Volviendo al Vaticano II, la cuestión fundamental radica en saber cuál es el principio primero que debe servir como regla última de la actividad del magisterio. ¿Es el dato objetivo de la revelación divina, tal como se expresa en su sustancia definitiva a través del magisterio de Cristo y de los Apóstoles, al cual sucede el magisterio eclesiástico? ¿Es la experiencia comunitaria del Pueblo de Dios, depositario (y no solamente destinatario) del don de la Verdad, en cuanto portador del sentido de la fe? En el primer caso, el magisterio eclesiástico es el órgano de la Tradición y depende del magisterio divino-apostólico como de su regla objetiva; entonces la cuestión finca en saber si las enseñanzas objetivas del Concilio Vaticano II son los de un magisterio constante y los de una Tradición inmutable. En el segundo caso, el magisterio eclesiástico es el portavoz federador de la conciencia común del Pueblo de Dios, encargado de establecer la cohesión espacial-temporal de la expresión del sensus fidei; en ese supuesto, para el sujeto Iglesia, el Vaticano II es el medio de expresar en lenguaje conceptual su sensus fidei, vivido y reactualizado respecto a las contingencias de la época moderna.
12. Hermenéutica y reinterpretación.
Para Mons. Ocáriz, las enseñanzas del Vaticano II representan novedades, “en el sentido de que explicitan aspectos nuevos, aún no formulados por el magisterio, pero que, a nivel doctrinal, no contradicen los documentos magisteriales precedentes”. La exégesis justa de los textos del Concilio presupondría entonces aparentemente el principio de no contradicción. Apariencia engañosa, porque la no contradicción no tiene el sentido que tenía hasta ahora.
El magisterio de la Iglesia siempre entendió este principio en el sentido de una ausencia de contradicción lógica entre dos enunciados objetivos. La contradicción lógica es una oposición que tiene lugar entre dos proposiciones, una de las cuales afirma y la otra niega el mismo predicado del mismo sujeto. El principio de no contradicción exige que si esta oposición tiene lugar, las dos proposiciones no pueden ser verdaderas al mismo tiempo. Este principio es una ley de la inteligencia y no hace más que expresar la unidad de su objeto. Como la fe se define como una adhesión intelectual a la verdad propuesta por Dios, ella verifica este principio. La unidad objetiva de la fe también corresponde a una ausencia de contradicción en los enunciados dogmáticos.

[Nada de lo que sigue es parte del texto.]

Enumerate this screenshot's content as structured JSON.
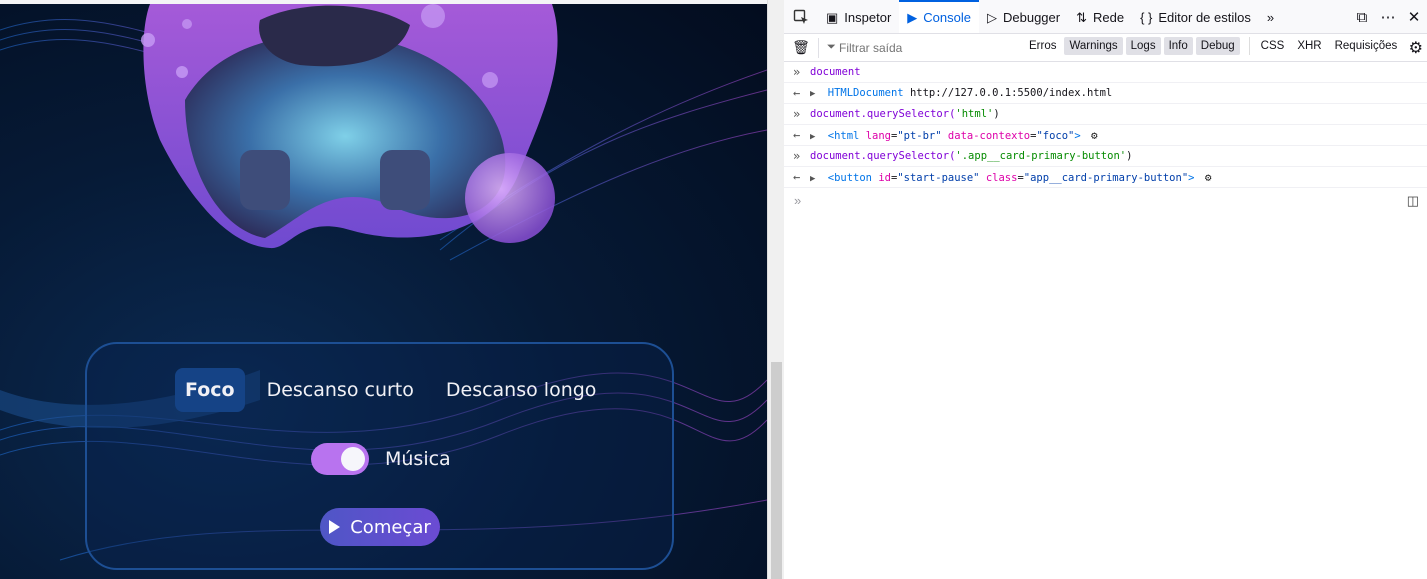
{
  "app": {
    "tabs": [
      {
        "label": "Foco",
        "active": true
      },
      {
        "label": "Descanso curto",
        "active": false
      },
      {
        "label": "Descanso longo",
        "active": false
      }
    ],
    "music_label": "Música",
    "music_on": true,
    "start_button_label": "Começar",
    "colors": {
      "toggle": "#b873ef",
      "active_tab": "#154386",
      "card_border": "#1d4f94",
      "button": "#5a52cc"
    }
  },
  "devtools": {
    "toolbar": {
      "tabs": [
        {
          "label": "Inspetor",
          "icon": "inspector-icon"
        },
        {
          "label": "Console",
          "icon": "console-icon",
          "active": true
        },
        {
          "label": "Debugger",
          "icon": "debugger-icon"
        },
        {
          "label": "Rede",
          "icon": "network-icon"
        },
        {
          "label": "Editor de estilos",
          "icon": "style-editor-icon"
        }
      ]
    },
    "filter": {
      "placeholder": "Filtrar saída",
      "levels": [
        {
          "label": "Erros",
          "on": false
        },
        {
          "label": "Warnings",
          "on": true
        },
        {
          "label": "Logs",
          "on": true
        },
        {
          "label": "Info",
          "on": true
        },
        {
          "label": "Debug",
          "on": true
        }
      ],
      "extra": [
        "CSS",
        "XHR",
        "Requisições"
      ]
    },
    "console": {
      "entries": [
        {
          "input": "document",
          "output_type": "HTMLDocument",
          "output_value": "http://127.0.0.1:5500/index.html"
        },
        {
          "input_fn": "document.querySelector(",
          "input_arg": "'html'",
          "output_tag": "html",
          "output_attrs": [
            [
              "lang",
              "\"pt-br\""
            ],
            [
              "data-contexto",
              "\"foco\""
            ]
          ]
        },
        {
          "input_fn": "document.querySelector(",
          "input_arg": "'.app__card-primary-button'",
          "output_tag": "button",
          "output_attrs": [
            [
              "id",
              "\"start-pause\""
            ],
            [
              "class",
              "\"app__card-primary-button\""
            ]
          ]
        }
      ]
    }
  }
}
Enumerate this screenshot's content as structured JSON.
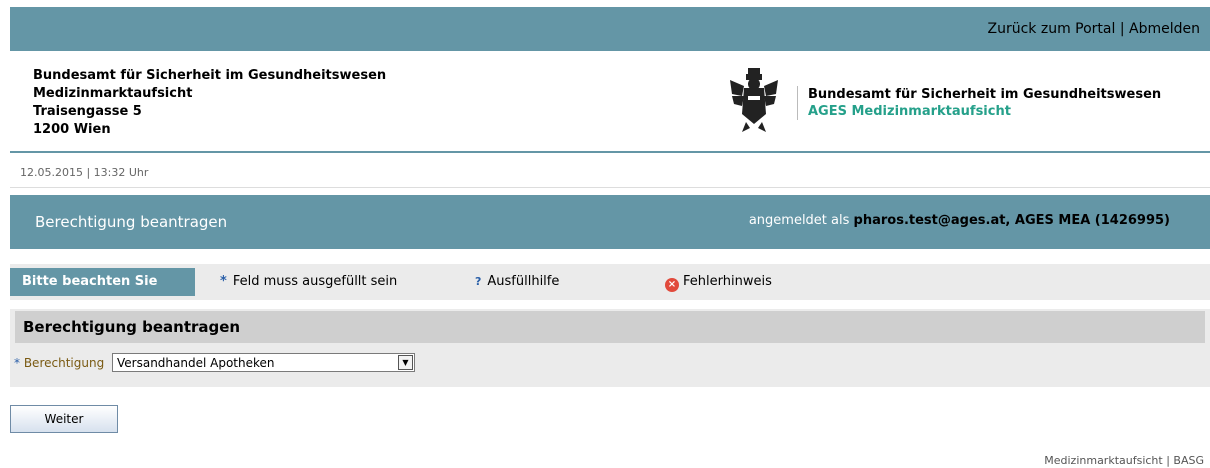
{
  "topbar": {
    "portal_link": "Zurück zum Portal",
    "separator": "|",
    "logout_link": "Abmelden"
  },
  "address": {
    "line1": "Bundesamt für Sicherheit im Gesundheitswesen",
    "line2": "Medizinmarktaufsicht",
    "line3": "Traisengasse 5",
    "line4": "1200 Wien"
  },
  "org": {
    "name": "Bundesamt für Sicherheit im Gesundheitswesen",
    "subtitle": "AGES Medizinmarktaufsicht"
  },
  "datetime": "12.05.2015 | 13:32 Uhr",
  "page": {
    "title": "Berechtigung beantragen",
    "user_prefix": "angemeldet als",
    "user_name": "pharos.test@ages.at, AGES MEA (1426995)"
  },
  "legend": {
    "tag": "Bitte beachten Sie",
    "required_marker": "*",
    "required_text": "Feld muss ausgefüllt sein",
    "help_marker": "?",
    "help_text": "Ausfüllhilfe",
    "error_text": "Fehlerhinweis"
  },
  "form": {
    "section_title": "Berechtigung beantragen",
    "field_marker": "*",
    "field_label": "Berechtigung",
    "field_value": "Versandhandel Apotheken"
  },
  "buttons": {
    "next": "Weiter"
  },
  "footer": "Medizinmarktaufsicht | BASG",
  "colors": {
    "accent": "#6496a6",
    "subtitle_green": "#25a08a",
    "error_red": "#e14a3c"
  }
}
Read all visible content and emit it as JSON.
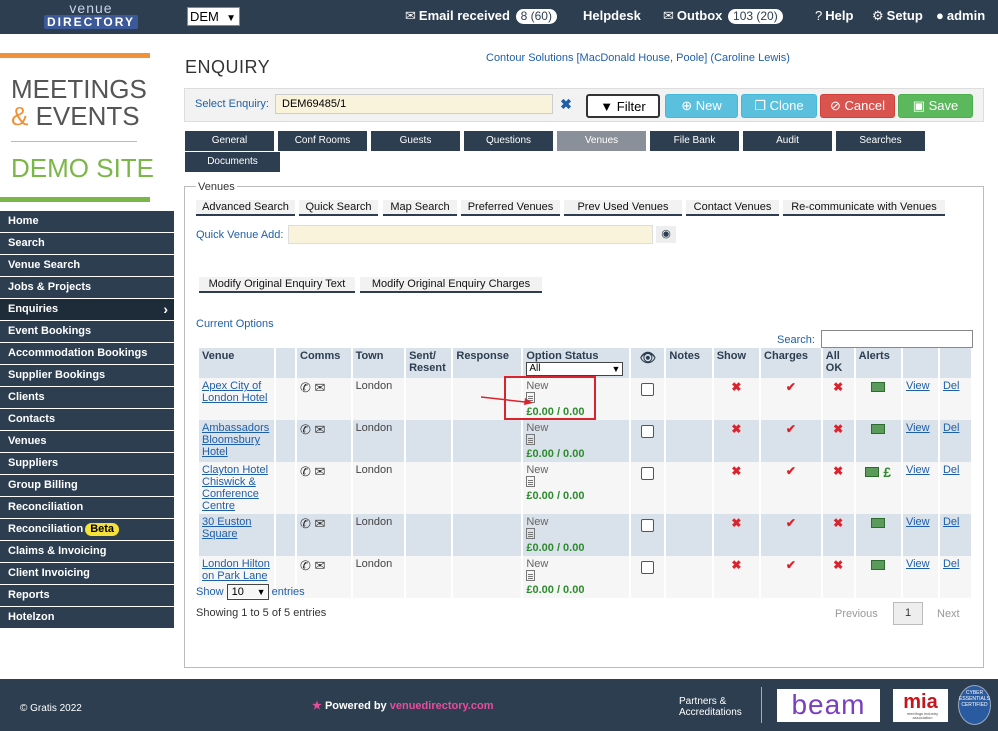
{
  "topbar": {
    "logo_line1": "venue",
    "logo_line2": "DIRECTORY",
    "site_select": "DEM",
    "email_received_label": "Email received",
    "email_received_count": "8 (60)",
    "helpdesk": "Helpdesk",
    "outbox_label": "Outbox",
    "outbox_count": "103 (20)",
    "help": "Help",
    "setup": "Setup",
    "user": "admin"
  },
  "brand": {
    "line1": "MEETINGS",
    "amp": "&",
    "line2": "EVENTS",
    "site": "DEMO SITE"
  },
  "sidebar": {
    "items": [
      {
        "label": "Home"
      },
      {
        "label": "Search"
      },
      {
        "label": "Venue Search"
      },
      {
        "label": "Jobs & Projects"
      },
      {
        "label": "Enquiries"
      },
      {
        "label": "Event Bookings"
      },
      {
        "label": "Accommodation Bookings"
      },
      {
        "label": "Supplier Bookings"
      },
      {
        "label": "Clients"
      },
      {
        "label": "Contacts"
      },
      {
        "label": "Venues"
      },
      {
        "label": "Suppliers"
      },
      {
        "label": "Group Billing"
      },
      {
        "label": "Reconciliation"
      },
      {
        "label": "Reconciliation",
        "badge": "Beta"
      },
      {
        "label": "Claims & Invoicing"
      },
      {
        "label": "Client Invoicing"
      },
      {
        "label": "Reports"
      },
      {
        "label": "Hotelzon"
      }
    ]
  },
  "page": {
    "title": "ENQUIRY",
    "company": "Contour Solutions [MacDonald House, Poole] (Caroline Lewis)",
    "select_label": "Select Enquiry:",
    "select_value": "DEM69485/1",
    "buttons": {
      "filter": "Filter",
      "new": "New",
      "clone": "Clone",
      "cancel": "Cancel",
      "save": "Save"
    },
    "tabs": [
      "General",
      "Conf Rooms",
      "Guests",
      "Questions",
      "Venues",
      "File Bank",
      "Audit",
      "Searches",
      "Documents"
    ]
  },
  "venues": {
    "legend": "Venues",
    "subtabs": [
      "Advanced Search",
      "Quick Search",
      "Map Search",
      "Preferred Venues",
      "Prev Used Venues",
      "Contact Venues",
      "Re-communicate with Venues"
    ],
    "quick_add_label": "Quick Venue Add:",
    "modify_text": "Modify Original Enquiry Text",
    "modify_charges": "Modify Original Enquiry Charges",
    "current_options": "Current Options",
    "search_label": "Search:",
    "columns": [
      "Venue",
      "",
      "Comms",
      "Town",
      "Sent/ Resent",
      "Response",
      "Option Status",
      "",
      "Notes",
      "Show",
      "Charges",
      "All OK",
      "Alerts",
      "",
      ""
    ],
    "status_filter": "All",
    "rows": [
      {
        "venue": "Apex City of London Hotel",
        "town": "London",
        "status": "New",
        "amount": "£0.00 / 0.00",
        "view": "View",
        "del": "Del"
      },
      {
        "venue": "Ambassadors Bloomsbury Hotel",
        "town": "London",
        "status": "New",
        "amount": "£0.00 / 0.00",
        "view": "View",
        "del": "Del"
      },
      {
        "venue": "Clayton Hotel Chiswick & Conference Centre",
        "town": "London",
        "status": "New",
        "amount": "£0.00 / 0.00",
        "view": "View",
        "del": "Del",
        "pound": "£"
      },
      {
        "venue": "30 Euston Square",
        "town": "London",
        "status": "New",
        "amount": "£0.00 / 0.00",
        "view": "View",
        "del": "Del"
      },
      {
        "venue": "London Hilton on Park Lane",
        "town": "London",
        "status": "New",
        "amount": "£0.00 / 0.00",
        "view": "View",
        "del": "Del"
      }
    ],
    "show_label": "Show",
    "show_value": "10",
    "entries_label": "entries",
    "showing": "Showing 1 to 5 of 5 entries",
    "previous": "Previous",
    "page": "1",
    "next": "Next"
  },
  "footer": {
    "copyright": "© Gratis 2022",
    "powered_by": "Powered by",
    "powered_brand": "venuedirectory.com",
    "partners_line1": "Partners &",
    "partners_line2": "Accreditations",
    "beam": "beam",
    "mia": "mia",
    "cyber": "CYBER ESSENTIALS CERTIFIED"
  },
  "colors": {
    "nav": "#2c3e50",
    "accent_orange": "#f0923b",
    "accent_green": "#7ab648",
    "highlight": "#d9232d"
  }
}
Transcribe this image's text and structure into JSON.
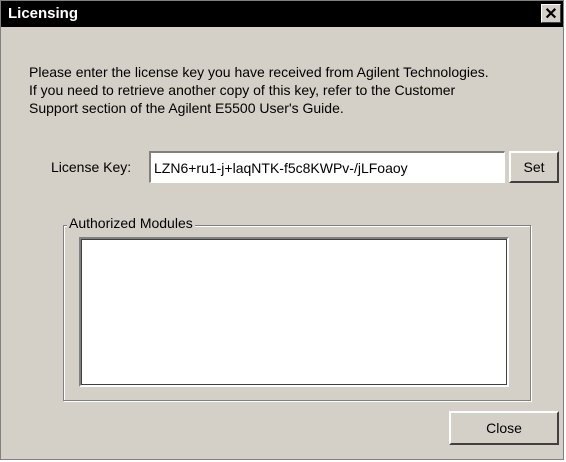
{
  "window": {
    "title": "Licensing",
    "close_glyph": "✕"
  },
  "instructions": "Please enter the license key you have received from Agilent Technologies.\nIf you need to retrieve another copy of this key, refer to the Customer\nSupport section of the Agilent E5500 User's Guide.",
  "license_key": {
    "label": "License Key:",
    "value": "LZN6+ru1-j+laqNTK-f5c8KWPv-/jLFoaoy",
    "set_label": "Set"
  },
  "authorized_modules": {
    "legend": "Authorized Modules",
    "items": []
  },
  "footer": {
    "close_label": "Close"
  },
  "colors": {
    "titlebar": "#000000",
    "dialog": "#d4d0c8"
  }
}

La hermenéutica de Benedicto XVI entiende en lo sucesivo este principio en un sentido no objetivo sino subjetivo, no intelectualista sino voluntarista. La ausencia de contradicción es sinónimo de continuidad a nivel del sujeto. La contradicción es sinónimo de ruptura al mismo nivel. El principio de continuidad no exige, en primer lugar y antes que nada, la unidad de la verdad. Existe en primer lugar y antes que nada la unidad del sujeto que se desarrolla y crece en el transcurso del tiempo. Para retomar el encabezado sugestivo de la constitución pastoral Gaudium et spes: es la unidad del Pueblo de Dios, tal como vive en el momento presente, en el mundo de este tiempo. Unidad que se expresa a través de la única palabra autorizada del magisterio de hoy, precisamente en cuanto es de hoy. Mons. Ocáriz subraya: “Una interpretación auténtica de los textos conciliares puede realizarse sólo por el propio Magisterio de la Iglesia. Por ello en la labor teológica de interpretación de las partes que, en los textos conciliares, susciten interrogantes y parezcan presentar dificultades, es preciso sobre todo tener en cuenta el sentido según el cual las intervenciones magisteriales sucesivas hayan entendido tales partes”. No nos equivoquemos: este magisterio, que debe servir de regla de interpretación, es el nuevo magisterio de este tiempo, tal como salió del Vaticano II. No es el magisterio de siempre. Como ya se ha dicho justamente, el Vaticano II debe entenderse a la luz del Vaticano II, reinterpretando en su propia lógica de continuidad subjetiva y vital todas las enseñanzas del magisterio constante.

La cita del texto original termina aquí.